L’espace, nouvelle frontière de la French Tech

Par , publié le 22 avril 2022

Un véhicule spatial pour placer des satellites sur orbite, une voile solaire pour explorer l’espace, des biodômes pour cultiver des plantes sur Mars ou encore une constellation de nanosatellites pour observer la Terre… Elles s’appellent Exotrail, Gama, Interstellar Lab et Prométhée. Ces start-up, qui ont fait parler d’elles ces dernières semaines, illustrent le dynamisme du “New Space” français, lui qui a longtemps tardé à s’engouffrer dans la porte grande ouverte par le géant américain SpaceX. Si la route reste encore longue, les acteurs tricolores peuvent désormais espérer décrocher les financements nécessaires à leurs projets, mais aussi d’indispensables commandes publiques.

Savoir-faire – Le terme “New Space” désigne tous ces nouveaux acteurs privés partis à la conquête de l’espace. Le secteur est bien sûr porté par l’éclatant succès de SpaceX, la société spatiale d’Elon Musk. Il profite aussi des avancées technologiques, qui ont fait chuter les barrières à l’entrée. “Tous ceux qui voulaient faire du spatial peuvent désormais le faire”, souligne Christelle Astorg-Lepine, directrice du programme Blast au sein de l’incubateur spécialisé Starburst. En France, le secteur regroupe une vingtaine de start-up, dont l’immense majorité compte à peine quelques dizaines d’employés. Elles recrutent notamment chez Arianespace ou au Cnes, s’appuyant ainsi sur un savoir-faire reconnu.

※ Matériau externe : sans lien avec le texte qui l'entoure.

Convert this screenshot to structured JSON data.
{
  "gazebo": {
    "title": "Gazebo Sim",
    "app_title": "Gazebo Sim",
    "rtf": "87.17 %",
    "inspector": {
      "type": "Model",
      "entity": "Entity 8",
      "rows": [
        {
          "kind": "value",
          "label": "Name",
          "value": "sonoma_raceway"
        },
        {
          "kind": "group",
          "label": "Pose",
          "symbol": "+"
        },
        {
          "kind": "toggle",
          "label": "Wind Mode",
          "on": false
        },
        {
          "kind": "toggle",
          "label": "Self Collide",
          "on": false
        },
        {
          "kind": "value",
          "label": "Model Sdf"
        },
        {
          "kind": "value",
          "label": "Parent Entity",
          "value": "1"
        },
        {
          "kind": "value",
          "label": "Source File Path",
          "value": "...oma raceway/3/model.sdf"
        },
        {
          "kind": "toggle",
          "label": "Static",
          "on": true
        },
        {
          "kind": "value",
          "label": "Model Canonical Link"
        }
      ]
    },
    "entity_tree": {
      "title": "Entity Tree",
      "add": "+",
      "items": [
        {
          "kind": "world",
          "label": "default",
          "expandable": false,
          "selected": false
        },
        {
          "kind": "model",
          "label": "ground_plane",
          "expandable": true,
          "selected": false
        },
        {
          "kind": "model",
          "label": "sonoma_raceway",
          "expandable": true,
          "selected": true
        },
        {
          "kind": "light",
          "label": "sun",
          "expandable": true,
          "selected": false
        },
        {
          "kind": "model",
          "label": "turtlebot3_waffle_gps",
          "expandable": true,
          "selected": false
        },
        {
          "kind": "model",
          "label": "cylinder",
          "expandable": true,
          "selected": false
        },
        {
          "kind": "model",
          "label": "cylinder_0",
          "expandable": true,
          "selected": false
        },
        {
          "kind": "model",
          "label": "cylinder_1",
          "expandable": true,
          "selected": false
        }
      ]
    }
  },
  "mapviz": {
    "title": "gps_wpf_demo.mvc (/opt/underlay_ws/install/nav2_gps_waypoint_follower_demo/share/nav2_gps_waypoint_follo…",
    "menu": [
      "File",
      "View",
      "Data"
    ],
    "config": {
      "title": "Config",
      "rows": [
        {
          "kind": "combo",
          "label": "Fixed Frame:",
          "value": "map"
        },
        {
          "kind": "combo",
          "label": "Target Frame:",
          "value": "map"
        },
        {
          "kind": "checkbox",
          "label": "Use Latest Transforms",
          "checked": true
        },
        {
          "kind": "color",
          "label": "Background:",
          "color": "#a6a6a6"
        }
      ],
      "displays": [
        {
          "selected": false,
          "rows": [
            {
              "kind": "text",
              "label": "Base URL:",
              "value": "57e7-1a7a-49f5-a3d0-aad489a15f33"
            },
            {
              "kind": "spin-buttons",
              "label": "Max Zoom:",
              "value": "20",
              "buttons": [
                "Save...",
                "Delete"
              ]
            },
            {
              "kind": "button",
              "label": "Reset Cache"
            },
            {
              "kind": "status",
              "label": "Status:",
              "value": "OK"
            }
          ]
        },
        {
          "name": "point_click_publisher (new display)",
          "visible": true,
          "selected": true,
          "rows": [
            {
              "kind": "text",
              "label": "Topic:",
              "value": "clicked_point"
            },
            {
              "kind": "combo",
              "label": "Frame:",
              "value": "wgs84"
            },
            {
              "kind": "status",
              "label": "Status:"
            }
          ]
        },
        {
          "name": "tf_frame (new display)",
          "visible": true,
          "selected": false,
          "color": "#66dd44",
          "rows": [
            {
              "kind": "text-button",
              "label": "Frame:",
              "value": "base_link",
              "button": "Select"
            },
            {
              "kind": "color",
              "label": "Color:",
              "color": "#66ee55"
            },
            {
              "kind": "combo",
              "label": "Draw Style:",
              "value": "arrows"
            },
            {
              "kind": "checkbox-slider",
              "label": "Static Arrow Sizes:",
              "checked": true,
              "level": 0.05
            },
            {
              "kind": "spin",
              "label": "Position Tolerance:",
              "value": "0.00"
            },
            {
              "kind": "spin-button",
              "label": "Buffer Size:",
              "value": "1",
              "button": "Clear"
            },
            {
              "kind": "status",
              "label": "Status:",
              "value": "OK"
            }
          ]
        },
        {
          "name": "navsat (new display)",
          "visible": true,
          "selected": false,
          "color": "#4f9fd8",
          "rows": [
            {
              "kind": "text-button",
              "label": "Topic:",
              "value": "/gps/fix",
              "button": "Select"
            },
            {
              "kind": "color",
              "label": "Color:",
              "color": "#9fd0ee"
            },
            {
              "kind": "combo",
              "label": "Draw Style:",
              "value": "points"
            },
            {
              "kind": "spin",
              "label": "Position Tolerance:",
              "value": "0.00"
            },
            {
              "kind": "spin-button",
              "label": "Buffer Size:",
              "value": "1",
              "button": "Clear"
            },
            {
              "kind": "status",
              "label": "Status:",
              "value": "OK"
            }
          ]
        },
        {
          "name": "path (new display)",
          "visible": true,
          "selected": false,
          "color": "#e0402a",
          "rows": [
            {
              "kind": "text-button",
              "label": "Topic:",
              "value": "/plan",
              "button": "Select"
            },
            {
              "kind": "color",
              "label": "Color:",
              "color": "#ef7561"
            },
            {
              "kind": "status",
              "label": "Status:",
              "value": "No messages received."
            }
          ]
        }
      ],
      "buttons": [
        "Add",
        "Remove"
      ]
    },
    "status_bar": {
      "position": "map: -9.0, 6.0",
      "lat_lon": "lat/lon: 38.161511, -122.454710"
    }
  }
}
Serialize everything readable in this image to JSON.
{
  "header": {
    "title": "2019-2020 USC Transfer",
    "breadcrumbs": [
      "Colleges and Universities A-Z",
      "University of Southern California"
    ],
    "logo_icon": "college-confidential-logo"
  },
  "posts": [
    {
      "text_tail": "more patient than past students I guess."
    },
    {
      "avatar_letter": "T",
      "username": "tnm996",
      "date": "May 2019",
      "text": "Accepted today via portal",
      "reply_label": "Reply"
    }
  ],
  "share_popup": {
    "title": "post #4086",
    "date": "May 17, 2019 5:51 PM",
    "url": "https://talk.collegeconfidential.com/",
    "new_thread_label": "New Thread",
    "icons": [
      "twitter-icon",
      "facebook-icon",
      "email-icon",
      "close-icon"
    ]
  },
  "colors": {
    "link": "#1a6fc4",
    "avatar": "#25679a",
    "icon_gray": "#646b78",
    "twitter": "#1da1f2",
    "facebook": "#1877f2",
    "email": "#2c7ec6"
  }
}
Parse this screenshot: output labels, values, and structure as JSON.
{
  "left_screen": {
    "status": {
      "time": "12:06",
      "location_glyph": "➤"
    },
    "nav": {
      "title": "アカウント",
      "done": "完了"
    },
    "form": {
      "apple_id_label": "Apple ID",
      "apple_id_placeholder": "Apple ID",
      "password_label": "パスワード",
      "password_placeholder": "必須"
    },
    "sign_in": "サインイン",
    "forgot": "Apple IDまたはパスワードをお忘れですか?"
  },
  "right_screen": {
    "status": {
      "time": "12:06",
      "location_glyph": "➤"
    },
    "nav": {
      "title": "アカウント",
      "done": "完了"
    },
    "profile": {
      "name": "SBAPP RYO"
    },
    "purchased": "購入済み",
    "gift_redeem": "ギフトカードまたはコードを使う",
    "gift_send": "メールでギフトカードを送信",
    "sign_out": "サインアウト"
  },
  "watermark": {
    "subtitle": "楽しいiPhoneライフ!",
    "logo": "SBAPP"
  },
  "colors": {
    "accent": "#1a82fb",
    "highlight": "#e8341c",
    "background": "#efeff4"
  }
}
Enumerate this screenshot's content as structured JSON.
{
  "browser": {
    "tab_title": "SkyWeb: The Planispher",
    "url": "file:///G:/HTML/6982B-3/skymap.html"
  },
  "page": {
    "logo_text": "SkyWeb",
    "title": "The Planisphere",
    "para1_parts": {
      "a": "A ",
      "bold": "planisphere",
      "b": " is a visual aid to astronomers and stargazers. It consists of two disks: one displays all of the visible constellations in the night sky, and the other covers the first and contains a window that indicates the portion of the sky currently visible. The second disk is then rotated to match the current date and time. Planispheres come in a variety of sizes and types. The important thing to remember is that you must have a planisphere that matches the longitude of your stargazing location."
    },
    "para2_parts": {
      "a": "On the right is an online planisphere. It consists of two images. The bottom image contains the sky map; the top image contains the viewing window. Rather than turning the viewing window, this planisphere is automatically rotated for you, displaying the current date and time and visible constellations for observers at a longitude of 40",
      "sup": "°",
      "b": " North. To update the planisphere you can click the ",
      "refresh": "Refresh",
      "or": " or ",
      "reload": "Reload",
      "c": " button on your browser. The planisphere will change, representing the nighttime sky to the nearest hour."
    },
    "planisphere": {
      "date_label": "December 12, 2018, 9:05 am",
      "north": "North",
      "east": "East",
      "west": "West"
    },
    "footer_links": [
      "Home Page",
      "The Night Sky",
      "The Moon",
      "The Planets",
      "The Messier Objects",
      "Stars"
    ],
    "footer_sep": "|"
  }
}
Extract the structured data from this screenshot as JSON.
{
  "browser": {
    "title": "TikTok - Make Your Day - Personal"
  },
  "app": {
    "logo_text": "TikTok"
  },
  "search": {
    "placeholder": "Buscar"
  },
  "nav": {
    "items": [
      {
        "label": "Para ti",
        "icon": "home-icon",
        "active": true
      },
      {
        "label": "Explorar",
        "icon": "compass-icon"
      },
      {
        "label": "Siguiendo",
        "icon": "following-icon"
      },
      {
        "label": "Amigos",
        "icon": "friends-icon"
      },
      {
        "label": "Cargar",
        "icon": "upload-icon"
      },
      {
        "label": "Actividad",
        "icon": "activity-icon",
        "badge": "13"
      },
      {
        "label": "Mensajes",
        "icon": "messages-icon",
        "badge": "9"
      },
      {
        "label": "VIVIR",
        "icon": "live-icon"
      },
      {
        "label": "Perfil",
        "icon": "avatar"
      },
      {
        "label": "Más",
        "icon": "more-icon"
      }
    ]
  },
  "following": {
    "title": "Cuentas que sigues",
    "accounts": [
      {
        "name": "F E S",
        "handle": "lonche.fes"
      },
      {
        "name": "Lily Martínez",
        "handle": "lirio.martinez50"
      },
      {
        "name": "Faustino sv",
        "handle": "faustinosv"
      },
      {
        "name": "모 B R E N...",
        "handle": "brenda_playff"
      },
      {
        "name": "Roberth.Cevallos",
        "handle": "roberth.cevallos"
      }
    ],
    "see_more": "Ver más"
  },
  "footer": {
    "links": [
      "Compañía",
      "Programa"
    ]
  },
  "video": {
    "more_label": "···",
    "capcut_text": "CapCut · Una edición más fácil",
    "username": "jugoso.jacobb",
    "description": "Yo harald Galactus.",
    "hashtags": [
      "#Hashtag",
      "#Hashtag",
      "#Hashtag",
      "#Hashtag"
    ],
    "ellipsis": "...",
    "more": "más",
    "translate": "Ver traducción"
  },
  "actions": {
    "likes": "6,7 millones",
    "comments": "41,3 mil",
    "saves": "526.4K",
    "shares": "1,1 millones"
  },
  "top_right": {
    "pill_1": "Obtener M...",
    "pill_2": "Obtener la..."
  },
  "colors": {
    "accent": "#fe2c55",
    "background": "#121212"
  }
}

Levée de fonds – L’écosystème français ne compte encore aucune licorne. Et seule Kineis, qui ambitionne de déployer une constellation de satellites dédiée à l’Internet des objets, a déjà mené une méga-levée de fonds. Le financement du “New Space” reste encore difficile, même si la situation s’est fortement améliorée. “Les start-up sont désormais capables de lever une dizaine de millions, note Christelle Astorg-Lepine. Cela devient plus compliqué lorsque les montants approchent la centaine de millions”. Pour franchir ce palier, des investisseurs privés devront prendre le relais des financements publics, apportés en particulier par Bpifrance. Starbust ambitionne ainsi de monter un fonds doté de 300 millions d’euros.

Commande publique – Le secteur a aussi longtemps souffert d’un choix stratégique: celui de privilégier Arianespace. “Pendant dix ans, personne n’a pu se financer”, regrette un observateur. Mais les succès de SpaceX “ont secoué les mentalités”. Reste que le groupe américain a profité d’un important soutien gouvernemental, par l’intermédiaire de commandes publiques. C’est de cette manière qu’il a financé en grande partie sa capsule Crew Dragon. En France, le nouveau patron du Cnes se dit désormais prêt à avoir recours aux start-up du New Space. Dans son plan “France 2030”, le gouvernement a d’ailleurs fléché plusieurs centaines de millions d’euros vers ces sociétés, notamment pour se doter de mini-lanceurs réutilisables et d’une constellation de satellites.